«  Le miroir aux alouettes »de l’expatriation 

Beaucoup d’articles parlent des bienfaits sur une carrière des personnes qui partent travailler à l’étranger. Mais cela n’est valable que pour celui qui part « travailler » pour en entreprise en expatriation. Pas pour le conjoint qui suit et qui se retrouve sans travail rémunéré et valorisé.

Car faire le choix de partir est un choix de famille mais le conjoint qui suit n’est pas moins performant professionnellement parce qu’il/elle est parti.

Nous avons toujours le même diplôme, la même expérience professionnelle mais en plus nous avons la capacité/devoir de s’adapter et d’adapter la famille à un nouvel environnement sans le cadre rassurant de l’entreprise.

Et pourtant lorsque l’on recherche un emploi dans un pays étranger les quelques mois qu’il a fallu pour adapter, organiser notre nouvelle vie sont un frein, sans compter bien sur la langue car même si vous parlez plusieurs langues, il faudra toujours parler parfaitement la langue du pays pour être recruté localement.

L’expérience et la maturité que nous avons pu acquérir pour s’adapter à ce nouvel environnement n’est absolument pas valorisé par les recruteurs.

Alors aujourd’hui souvent je me pose la question, est ce que l’expatriation est un plus ?

Au niveau personnel, je peux répondre oui absolument mais professionnellement cela ne m’a jamais permis de trouver un travail.

Je sais que quand j’ai eu la possibilité d’obtenir une entretien d’embauche, j’ai été à chaque fois recruté car mon expérience de vie m’a permis de me remettre en question, d’analyser mes forces et faiblesses et de savoir exactement ce que je peux proposer à une entreprise et ce que je recherche d’un entreprise pour que la relation soit vraiment Win-win.

Mais bien sur il faut arriver à l’entretien, ce qui est loin d’être évident car les recruteurs lisent d’abord le CV et ne voient que des expériences professionnelles diverses (sans forcement de lien entre elles puisque dépendant du lieu de résidence).

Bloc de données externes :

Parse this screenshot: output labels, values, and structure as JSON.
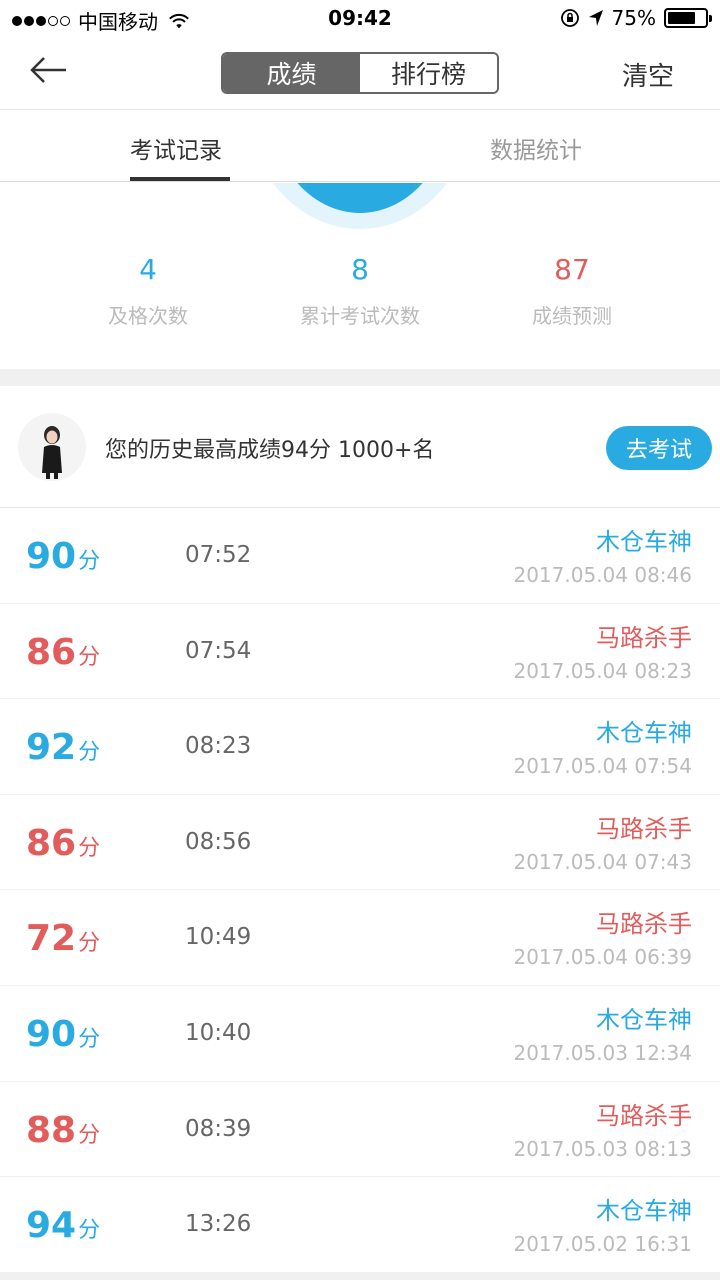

Et pourtant je ne perds pas espoir, je continue de me former, de réfléchir à de nouveaux projets parce que ce n’est pas parce que l’on est Maman/Femme au foyer à l’étranger que nous sommes inactives, nous sommes de vrai « Home Manager/ Logistic Manager» avec une vraie force de caractère et une grande volonté car en plus de ne pas être rémunéré, le travail n’est pas valorisé. Mais nous gardons notre motivation quoiqu’il arrive (et cela devrait être vraiment un plus pour les recruteurs, avoir une personne qui sait maintenir sa motivation et son plaisir de travailler quelque soit les circonstances).